Language in this Sunday’s first reading from Isaiah gives us a remarkable image of God forming Isaiah to be God’s servant even before Isaiah was born: “The LORD said to me: You are my servant, Israel, through whom I show my glory. Now the LORD has spoken who formed me as his servant from the womb.” This echoes similar language used by the poet who composed Psalm 139, who uses the comely and homey image of God knitting him together in his mother’s womb: “For it was you who formed my inward parts; you knit me together in my mother’s womb. I praise you for I am fearfully and wonderfully made; wonderful are your works; that I know very well.”
We are very accustomed to hearing God referred to as King, Lord, and Father, which perhaps is why this language of God forming people in the womb is so striking. While certainly there are men who knit, throughout history knitting has been the purview of women. And even more certainly, the task of gestating the next generation always has been the work of the females of the species. So as we think about God forming and knitting us together, we have a much more feminine and perhaps gentler image of God than is normally present to us in the tradition.
Even more shocking, this image tells us that God is concerned with forming us to be servants even before we are born. Before we take our first breath, God knits us together in a particular way that makes each one of us the unique child of God that we are. Now this thought may lead us to want to curse God for putting us together in this particular way, a way that has brought with it trouble and pain that maybe could have been avoided had we been someone else. But Psalm 139 especially encourages us to consider that we are wonderfully made, because it was God who made us. In a culture that holds up a very narrow image of the beauty ideal, it may be hard to accept that our bodies, with their wrinkles and warts and bumps and sheer vulnerability, were wonderfully made by God. In a culture that tells narrow stories about success, it may be hard to accept that our personalities and our skills, with our foibles and our shortcomings, were wonderfully made by God.

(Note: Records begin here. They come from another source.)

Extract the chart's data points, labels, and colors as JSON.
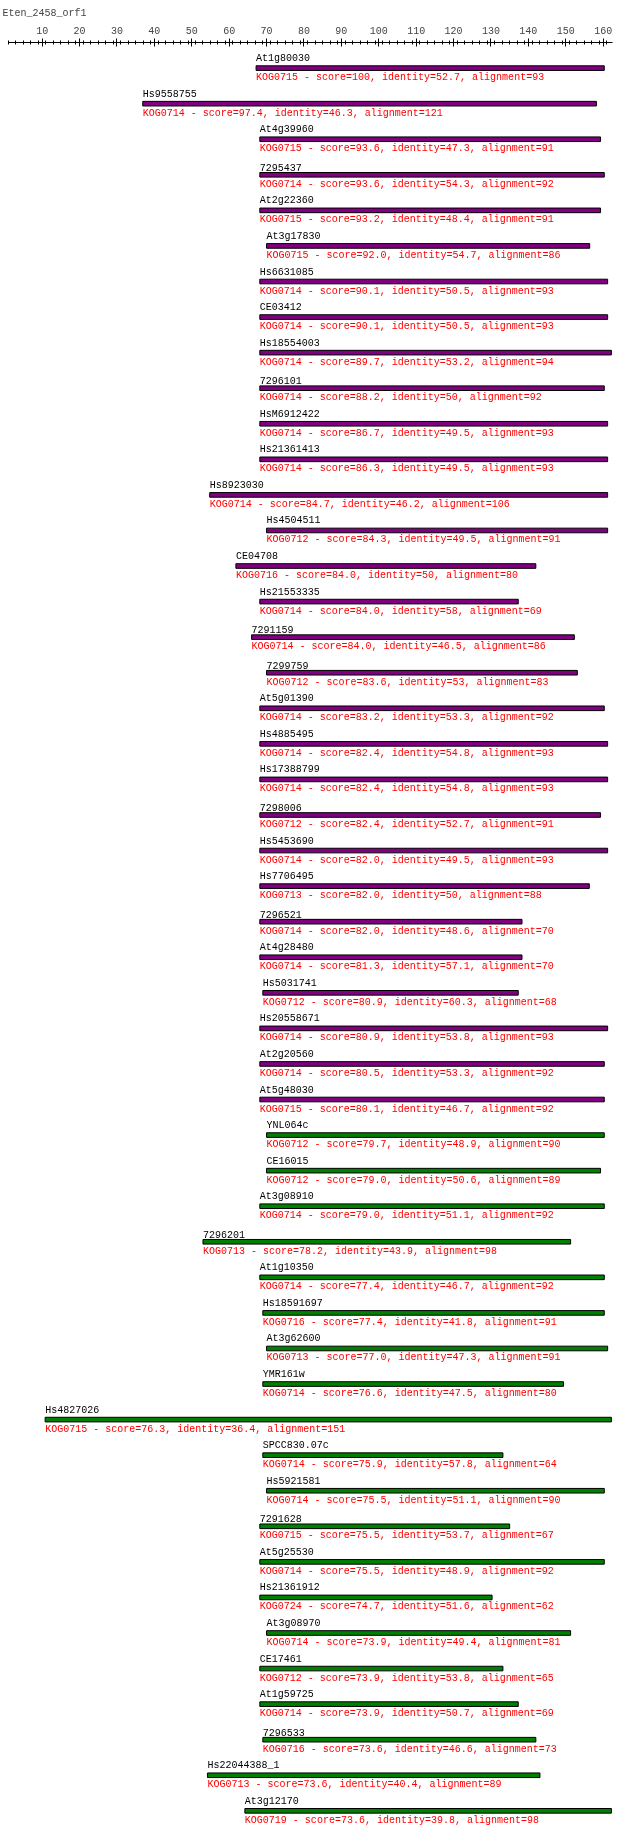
{
  "chart_data": {
    "type": "bar",
    "orientation": "horizontal",
    "title": "Eten_2458_orf1",
    "xlim": [
      1,
      162.5
    ],
    "xticks": [
      10,
      20,
      30,
      40,
      50,
      60,
      70,
      80,
      90,
      100,
      110,
      120,
      130,
      140,
      150,
      160
    ],
    "grid": false,
    "tick_labels": "x",
    "categories": [
      "At1g80030",
      "Hs9558755",
      "At4g39960",
      "7295437",
      "At2g22360",
      "At3g17830",
      "Hs6631085",
      "CE03412",
      "Hs18554003",
      "7296101",
      "HsM6912422",
      "Hs21361413",
      "Hs8923030",
      "Hs4504511",
      "CE04708",
      "Hs21553335",
      "7291159",
      "7299759",
      "At5g01390",
      "Hs4885495",
      "Hs17388799",
      "7298006",
      "Hs5453690",
      "Hs7706495",
      "7296521",
      "At4g28480",
      "Hs5031741",
      "Hs20558671",
      "At2g20560",
      "At5g48030",
      "YNL064c",
      "CE16015",
      "At3g08910",
      "7296201",
      "At1g10350",
      "Hs18591697",
      "At3g62600",
      "YMR161w",
      "Hs4827026",
      "SPCC830.07c",
      "Hs5921581",
      "7291628",
      "At5g25530",
      "Hs21361912",
      "At3g08970",
      "CE17461",
      "At1g59725",
      "7296533",
      "Hs22044388_1",
      "At3g12170"
    ],
    "base": [
      67.2,
      36.9,
      68.2,
      68.2,
      68.2,
      70.0,
      68.2,
      68.2,
      68.2,
      68.2,
      68.2,
      68.2,
      54.8,
      70.0,
      61.8,
      68.2,
      66.0,
      70.0,
      68.2,
      68.2,
      68.2,
      68.2,
      68.2,
      68.2,
      68.2,
      68.2,
      69.0,
      68.2,
      68.2,
      68.2,
      70.0,
      70.0,
      68.2,
      53.0,
      68.2,
      69.0,
      70.0,
      69.0,
      10.8,
      69.0,
      70.0,
      68.2,
      68.2,
      68.2,
      70.0,
      68.2,
      68.2,
      69.0,
      54.2,
      64.2
    ],
    "values": [
      93.1,
      121.3,
      91.1,
      92.1,
      91.1,
      86.4,
      93.0,
      93.0,
      94.0,
      92.1,
      93.0,
      93.0,
      106.4,
      91.2,
      80.2,
      69.1,
      86.3,
      83.1,
      92.1,
      93.0,
      93.0,
      91.1,
      93.0,
      88.1,
      70.1,
      70.1,
      68.3,
      93.0,
      92.1,
      92.1,
      90.3,
      89.3,
      92.1,
      98.3,
      92.1,
      91.3,
      91.2,
      80.4,
      151.4,
      64.2,
      90.3,
      66.8,
      92.1,
      62.1,
      81.3,
      65.0,
      69.1,
      73.0,
      88.9,
      98.0
    ],
    "colors": [
      "#800080",
      "#800080",
      "#800080",
      "#800080",
      "#800080",
      "#800080",
      "#800080",
      "#800080",
      "#800080",
      "#800080",
      "#800080",
      "#800080",
      "#800080",
      "#800080",
      "#800080",
      "#800080",
      "#800080",
      "#800080",
      "#800080",
      "#800080",
      "#800080",
      "#800080",
      "#800080",
      "#800080",
      "#800080",
      "#800080",
      "#800080",
      "#800080",
      "#800080",
      "#800080",
      "#008000",
      "#008000",
      "#008000",
      "#008000",
      "#008000",
      "#008000",
      "#008000",
      "#008000",
      "#008000",
      "#008000",
      "#008000",
      "#008000",
      "#008000",
      "#008000",
      "#008000",
      "#008000",
      "#008000",
      "#008000",
      "#008000",
      "#008000"
    ],
    "value_labels": [
      "KOG0715 - score=100, identity=52.7, alignment=93",
      "KOG0714 - score=97.4, identity=46.3, alignment=121",
      "KOG0715 - score=93.6, identity=47.3, alignment=91",
      "KOG0714 - score=93.6, identity=54.3, alignment=92",
      "KOG0715 - score=93.2, identity=48.4, alignment=91",
      "KOG0715 - score=92.0, identity=54.7, alignment=86",
      "KOG0714 - score=90.1, identity=50.5, alignment=93",
      "KOG0714 - score=90.1, identity=50.5, alignment=93",
      "KOG0714 - score=89.7, identity=53.2, alignment=94",
      "KOG0714 - score=88.2, identity=50, alignment=92",
      "KOG0714 - score=86.7, identity=49.5, alignment=93",
      "KOG0714 - score=86.3, identity=49.5, alignment=93",
      "KOG0714 - score=84.7, identity=46.2, alignment=106",
      "KOG0712 - score=84.3, identity=49.5, alignment=91",
      "KOG0716 - score=84.0, identity=50, alignment=80",
      "KOG0714 - score=84.0, identity=58, alignment=69",
      "KOG0714 - score=84.0, identity=46.5, alignment=86",
      "KOG0712 - score=83.6, identity=53, alignment=83",
      "KOG0714 - score=83.2, identity=53.3, alignment=92",
      "KOG0714 - score=82.4, identity=54.8, alignment=93",
      "KOG0714 - score=82.4, identity=54.8, alignment=93",
      "KOG0712 - score=82.4, identity=52.7, alignment=91",
      "KOG0714 - score=82.0, identity=49.5, alignment=93",
      "KOG0713 - score=82.0, identity=50, alignment=88",
      "KOG0714 - score=82.0, identity=48.6, alignment=70",
      "KOG0714 - score=81.3, identity=57.1, alignment=70",
      "KOG0712 - score=80.9, identity=60.3, alignment=68",
      "KOG0714 - score=80.9, identity=53.8, alignment=93",
      "KOG0714 - score=80.5, identity=53.3, alignment=92",
      "KOG0715 - score=80.1, identity=46.7, alignment=92",
      "KOG0712 - score=79.7, identity=48.9, alignment=90",
      "KOG0712 - score=79.0, identity=50.6, alignment=89",
      "KOG0714 - score=79.0, identity=51.1, alignment=92",
      "KOG0713 - score=78.2, identity=43.9, alignment=98",
      "KOG0714 - score=77.4, identity=46.7, alignment=92",
      "KOG0716 - score=77.4, identity=41.8, alignment=91",
      "KOG0713 - score=77.0, identity=47.3, alignment=91",
      "KOG0714 - score=76.6, identity=47.5, alignment=80",
      "KOG0715 - score=76.3, identity=36.4, alignment=151",
      "KOG0714 - score=75.9, identity=57.8, alignment=64",
      "KOG0714 - score=75.5, identity=51.1, alignment=90",
      "KOG0715 - score=75.5, identity=53.7, alignment=67",
      "KOG0714 - score=75.5, identity=48.9, alignment=92",
      "KOG0724 - score=74.7, identity=51.6, alignment=62",
      "KOG0714 - score=73.9, identity=49.4, alignment=81",
      "KOG0712 - score=73.9, identity=53.8, alignment=65",
      "KOG0714 - score=73.9, identity=50.7, alignment=69",
      "KOG0716 - score=73.6, identity=46.6, alignment=73",
      "KOG0713 - score=73.6, identity=40.4, alignment=89",
      "KOG0719 - score=73.6, identity=39.8, alignment=98"
    ]
  }
}
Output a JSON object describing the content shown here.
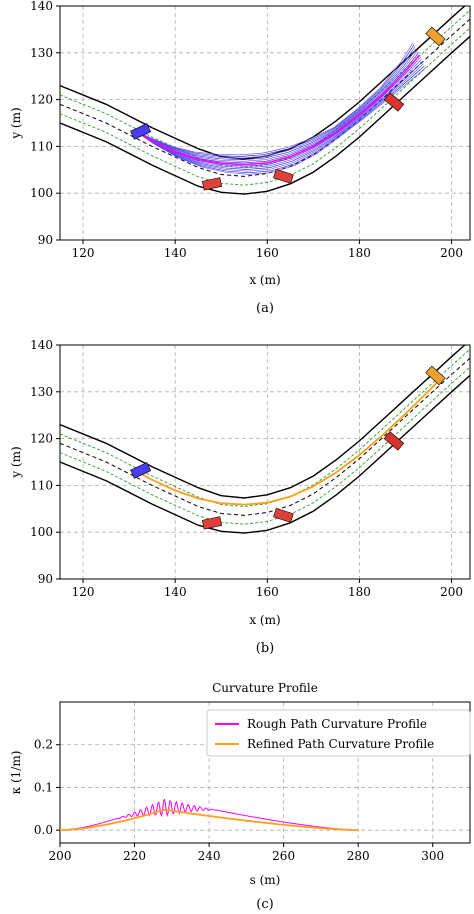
{
  "chart_data": [
    {
      "type": "line",
      "caption": "(a)",
      "xlabel": "x (m)",
      "ylabel": "y (m)",
      "xlim": [
        115,
        204
      ],
      "ylim": [
        90,
        140
      ],
      "xticks": [
        120,
        140,
        160,
        180,
        200
      ],
      "yticks": [
        90,
        100,
        110,
        120,
        130,
        140
      ],
      "grid": true,
      "road": {
        "outer_left": [
          [
            115,
            123
          ],
          [
            125,
            119
          ],
          [
            135,
            114
          ],
          [
            145,
            109.5
          ],
          [
            150,
            107.8
          ],
          [
            155,
            107.3
          ],
          [
            160,
            108
          ],
          [
            165,
            109.5
          ],
          [
            170,
            112
          ],
          [
            175,
            115.5
          ],
          [
            180,
            119.5
          ],
          [
            185,
            124
          ],
          [
            190,
            128.5
          ],
          [
            195,
            133
          ],
          [
            200,
            137.5
          ],
          [
            204,
            141
          ]
        ],
        "outer_right": [
          [
            115,
            115
          ],
          [
            125,
            111
          ],
          [
            135,
            106
          ],
          [
            145,
            101.5
          ],
          [
            150,
            100.2
          ],
          [
            155,
            99.8
          ],
          [
            160,
            100.4
          ],
          [
            165,
            102
          ],
          [
            170,
            104.5
          ],
          [
            175,
            108
          ],
          [
            180,
            112
          ],
          [
            185,
            116.5
          ],
          [
            190,
            121
          ],
          [
            195,
            125.5
          ],
          [
            200,
            130
          ],
          [
            204,
            133.5
          ]
        ],
        "center": [
          [
            115,
            119
          ],
          [
            125,
            115
          ],
          [
            135,
            110
          ],
          [
            145,
            105.5
          ],
          [
            150,
            104
          ],
          [
            155,
            103.6
          ],
          [
            160,
            104.2
          ],
          [
            165,
            105.7
          ],
          [
            170,
            108.2
          ],
          [
            175,
            111.7
          ],
          [
            180,
            115.7
          ],
          [
            185,
            120.2
          ],
          [
            190,
            124.7
          ],
          [
            195,
            129.2
          ],
          [
            200,
            133.7
          ],
          [
            204,
            137.2
          ]
        ],
        "lane_left": [
          [
            115,
            121
          ],
          [
            125,
            117
          ],
          [
            135,
            112
          ],
          [
            145,
            107.5
          ],
          [
            150,
            105.9
          ],
          [
            155,
            105.5
          ],
          [
            160,
            106.1
          ],
          [
            165,
            107.6
          ],
          [
            170,
            110.1
          ],
          [
            175,
            113.6
          ],
          [
            180,
            117.6
          ],
          [
            185,
            122.1
          ],
          [
            190,
            126.6
          ],
          [
            195,
            131.1
          ],
          [
            200,
            135.6
          ],
          [
            204,
            139.1
          ]
        ],
        "lane_right": [
          [
            115,
            117
          ],
          [
            125,
            113
          ],
          [
            135,
            108
          ],
          [
            145,
            103.5
          ],
          [
            150,
            102.1
          ],
          [
            155,
            101.7
          ],
          [
            160,
            102.3
          ],
          [
            165,
            103.8
          ],
          [
            170,
            106.3
          ],
          [
            175,
            109.8
          ],
          [
            180,
            113.8
          ],
          [
            185,
            118.3
          ],
          [
            190,
            122.8
          ],
          [
            195,
            127.3
          ],
          [
            200,
            131.8
          ],
          [
            204,
            135.3
          ]
        ]
      },
      "rough_path": [
        [
          131,
          113.5
        ],
        [
          135,
          111.2
        ],
        [
          140,
          108.8
        ],
        [
          145,
          107.2
        ],
        [
          150,
          106.4
        ],
        [
          155,
          106.1
        ],
        [
          160,
          106.5
        ],
        [
          165,
          107.8
        ],
        [
          170,
          110
        ],
        [
          175,
          113
        ],
        [
          180,
          116.8
        ],
        [
          185,
          121
        ],
        [
          190,
          126
        ],
        [
          193,
          129.5
        ]
      ],
      "vehicles": [
        {
          "name": "ego",
          "x": 132.5,
          "y": 113.2,
          "angle_deg": -25,
          "color": "#4a3cf0"
        },
        {
          "name": "obstacle-1",
          "x": 148,
          "y": 102,
          "angle_deg": -12,
          "color": "#e0403a"
        },
        {
          "name": "obstacle-2",
          "x": 163.5,
          "y": 103.6,
          "angle_deg": 18,
          "color": "#e0403a"
        },
        {
          "name": "obstacle-3",
          "x": 187.5,
          "y": 119.5,
          "angle_deg": 40,
          "color": "#d8332c"
        },
        {
          "name": "goal",
          "x": 196.5,
          "y": 133.5,
          "angle_deg": 42,
          "color": "#f0a030"
        }
      ]
    },
    {
      "type": "line",
      "caption": "(b)",
      "xlabel": "x (m)",
      "ylabel": "y (m)",
      "xlim": [
        115,
        204
      ],
      "ylim": [
        90,
        140
      ],
      "xticks": [
        120,
        140,
        160,
        180,
        200
      ],
      "yticks": [
        90,
        100,
        110,
        120,
        130,
        140
      ],
      "grid": true,
      "refined_path": [
        [
          131,
          113.3
        ],
        [
          135,
          111.2
        ],
        [
          140,
          108.9
        ],
        [
          145,
          107.2
        ],
        [
          150,
          106.2
        ],
        [
          155,
          105.9
        ],
        [
          160,
          106.3
        ],
        [
          165,
          107.6
        ],
        [
          170,
          109.8
        ],
        [
          175,
          112.8
        ],
        [
          180,
          116.5
        ],
        [
          185,
          120.7
        ],
        [
          190,
          125.3
        ],
        [
          195,
          130.1
        ],
        [
          198,
          133.2
        ]
      ]
    },
    {
      "type": "line",
      "title": "Curvature Profile",
      "caption": "(c)",
      "xlabel": "s (m)",
      "ylabel": "κ (1/m)",
      "xlim": [
        200,
        310
      ],
      "ylim": [
        -0.03,
        0.3
      ],
      "xticks": [
        200,
        220,
        240,
        260,
        280,
        300
      ],
      "yticks": [
        0.0,
        0.1,
        0.2
      ],
      "grid": true,
      "legend_position": "top-right",
      "series": [
        {
          "name": "Rough Path Curvature Profile",
          "color": "#ff00ff",
          "s_range": [
            200,
            280
          ],
          "peak_s": 228,
          "peak_kappa": 0.073,
          "oscillation": true
        },
        {
          "name": "Refined Path Curvature Profile",
          "color": "#ff9f1a",
          "s_range": [
            200,
            280
          ],
          "peak_s": 228,
          "peak_kappa": 0.048,
          "oscillation": false
        }
      ]
    }
  ]
}
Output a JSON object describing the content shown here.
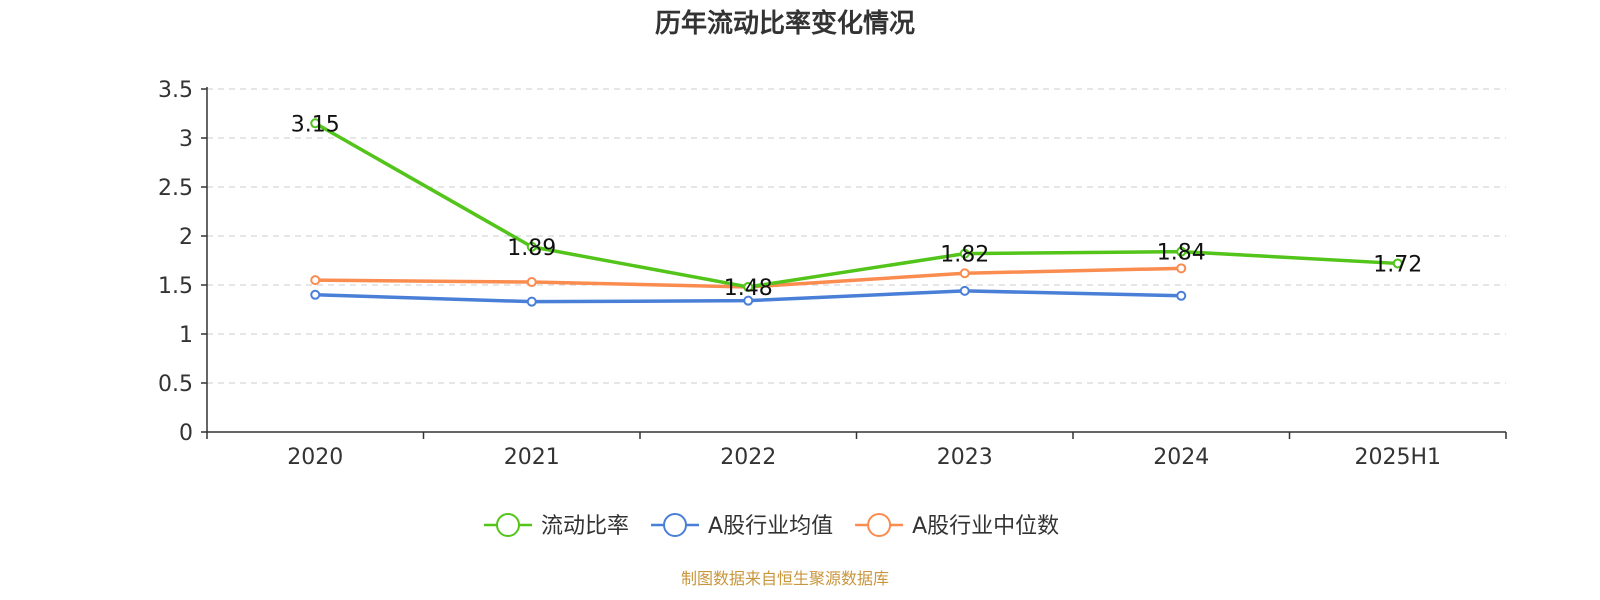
{
  "chart_data": {
    "type": "line",
    "title": "历年流动比率变化情况",
    "categories": [
      "2020",
      "2021",
      "2022",
      "2023",
      "2024",
      "2025H1"
    ],
    "ylim": [
      0,
      3.5
    ],
    "yticks": [
      "0",
      "0.5",
      "1",
      "1.5",
      "2",
      "2.5",
      "3",
      "3.5"
    ],
    "grid": true,
    "legend_position": "bottom",
    "series": [
      {
        "name": "流动比率",
        "color": "#52c41a",
        "values": [
          3.15,
          1.89,
          1.48,
          1.82,
          1.84,
          1.72
        ],
        "labels": [
          "3.15",
          "1.89",
          "1.48",
          "1.82",
          "1.84",
          "1.72"
        ]
      },
      {
        "name": "A股行业均值",
        "color": "#4a7fd8",
        "values": [
          1.4,
          1.33,
          1.34,
          1.44,
          1.39,
          null
        ]
      },
      {
        "name": "A股行业中位数",
        "color": "#fa8c50",
        "values": [
          1.55,
          1.53,
          1.48,
          1.62,
          1.67,
          null
        ]
      }
    ]
  },
  "source": {
    "text": "制图数据来自恒生聚源数据库",
    "color": "#c8963c"
  }
}
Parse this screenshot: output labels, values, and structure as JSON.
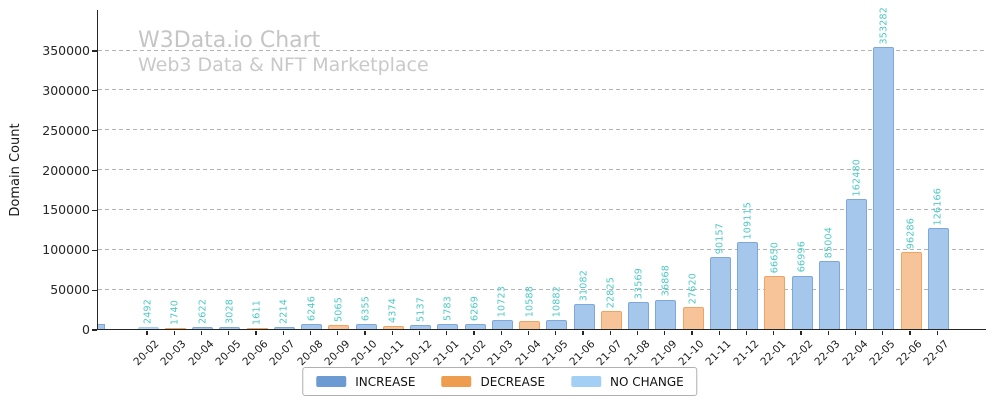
{
  "header": {
    "title": "W3Data.io Chart",
    "subtitle": "Web3 Data & NFT Marketplace",
    "title_color": "#c5c5c5",
    "subtitle_color": "#c9c9c9"
  },
  "chart_data": {
    "type": "bar",
    "title": "W3Data.io Chart",
    "subtitle": "Web3 Data & NFT Marketplace",
    "xlabel": "",
    "ylabel": "Domain Count",
    "ylim": [
      0,
      400000
    ],
    "yticks": [
      0,
      50000,
      100000,
      150000,
      200000,
      250000,
      300000,
      350000
    ],
    "grid": "horizontal-dashed",
    "legend_position": "bottom-center",
    "categories": [
      "20-02",
      "20-03",
      "20-04",
      "20-05",
      "20-06",
      "20-07",
      "20-08",
      "20-09",
      "20-10",
      "20-11",
      "20-12",
      "21-01",
      "21-02",
      "21-03",
      "21-04",
      "21-05",
      "21-06",
      "21-07",
      "21-08",
      "21-09",
      "21-10",
      "21-11",
      "21-12",
      "22-01",
      "22-02",
      "22-03",
      "22-04",
      "22-05",
      "22-06",
      "22-07"
    ],
    "values": [
      2492,
      1740,
      2622,
      3028,
      1611,
      2214,
      6246,
      5065,
      6355,
      4374,
      5137,
      5783,
      6269,
      10723,
      10588,
      10882,
      31082,
      22825,
      33569,
      36868,
      27620,
      90157,
      109115,
      66650,
      66996,
      85004,
      162480,
      353282,
      96286,
      126166
    ],
    "states": [
      "no_change",
      "decrease",
      "increase",
      "increase",
      "decrease",
      "increase",
      "increase",
      "decrease",
      "increase",
      "decrease",
      "increase",
      "increase",
      "increase",
      "increase",
      "decrease",
      "increase",
      "increase",
      "decrease",
      "increase",
      "increase",
      "decrease",
      "increase",
      "increase",
      "decrease",
      "increase",
      "increase",
      "increase",
      "increase",
      "decrease",
      "increase"
    ],
    "series": [
      {
        "key": "increase",
        "label": "INCREASE"
      },
      {
        "key": "decrease",
        "label": "DECREASE"
      },
      {
        "key": "no_change",
        "label": "NO CHANGE"
      }
    ],
    "colors": {
      "increase": {
        "fill": "#a4c7eb",
        "edge": "#7fa8da",
        "legend": "#6b9bd2"
      },
      "decrease": {
        "fill": "#f7c399",
        "edge": "#efa463",
        "legend": "#ee9d4f"
      },
      "no_change": {
        "fill": "#b5d9f5",
        "edge": "#a3cdf0",
        "legend": "#a2cff3"
      }
    },
    "value_label_color": "#4ec9c5",
    "axis_color": "#262626",
    "grid_color": "#b4b4b4"
  }
}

As a way to embody the knowledge that you were made wonderfully by God, I invite you to go through the following meditation based on Psalm 139. It is meant to be read slowly, taking time to really feel the different parts of our bodies and to truly connect to our whole selves.
Close your eyes and relax. Take a deep breath and let it out slowly.
Take another deep breath and let it out slowly, feeling the breath leave your body, carrying tension away. Concentrate on your breathing, breath going in and out.
As you breathe, bring your attention to your head and face. As you breathe out, let go of any tension you feel there.
As you breather, pay attention to your neck and shoulders—let them relax.
Feel your breath flow down your arms, through elbows into hands and out your fingers. Relax.
Concentrate on your back and chest and stomach. Let go of any tension you are holding here.
Feel the relaxation spread into your legs, through your knees, down your shins, into your feet, and out your toes.
Now say read out loud, “For it was you who formed my inward parts; you knit me together in my mother’s womb. I praise you for I am fearfully and wonderfully made; wonderful are your works; that I know very well.”
Start with your toes and your feet. God knit these together in your mother’s womb. Imagine God making your toes and your feet and loving your toes and your feet. God knew these were the feet that would ground your life, that would allow you to stand firm in the Lord.
Feel your legs. God knit these legs together in your mother’s womb. Imagine God making these very legs and loving these legs. God knew that these were the legs that would move you through life, that would allow you to continually journey toward God.
Bring your attention to your chest and stomach and back. God knit this chest and stomach and back together in your mother’s womb. Imagine God making your chest, and stomach, and back, and loving your chest, and stomach, and back. God knew that this trunk would allow you to twist and bend with the winds of change, the winds of life.
Feel your arms and hands and fingers. God knit these arms and hands and fingers together in your mother’s womb. Imagine God making your arms and hands and fingers and loving them. God knew that with these arms you would embrace the world and all of God’s children.
Bring your attention to your neck and face and head. God knit your neck and face and head in your mother’s womb. Imagine God making your neck and face and head and loving them. God knew that this would be the face that you present to the world.
And God did not just knit your body together in your mother’s womb. God also made you, your spirit, your very inner self. God knit this self together in your mother’s womb. Imagine God making this self and loving this self. Imagine God telling you about all God put together to make your very self. What personality did God give you? What weaknesses and strengths did God pick out to make you you? Spend a minute dwelling in this knowledge that God knit your inner self together in your mother’s womb.
Holding onto this knowledge that God knit your body, yourself, allow it to radiate from you while you imagine a day in your life. Does knowing that God made you wonderfully you change how you feel about yourself? How you go about your day? How you treat other people?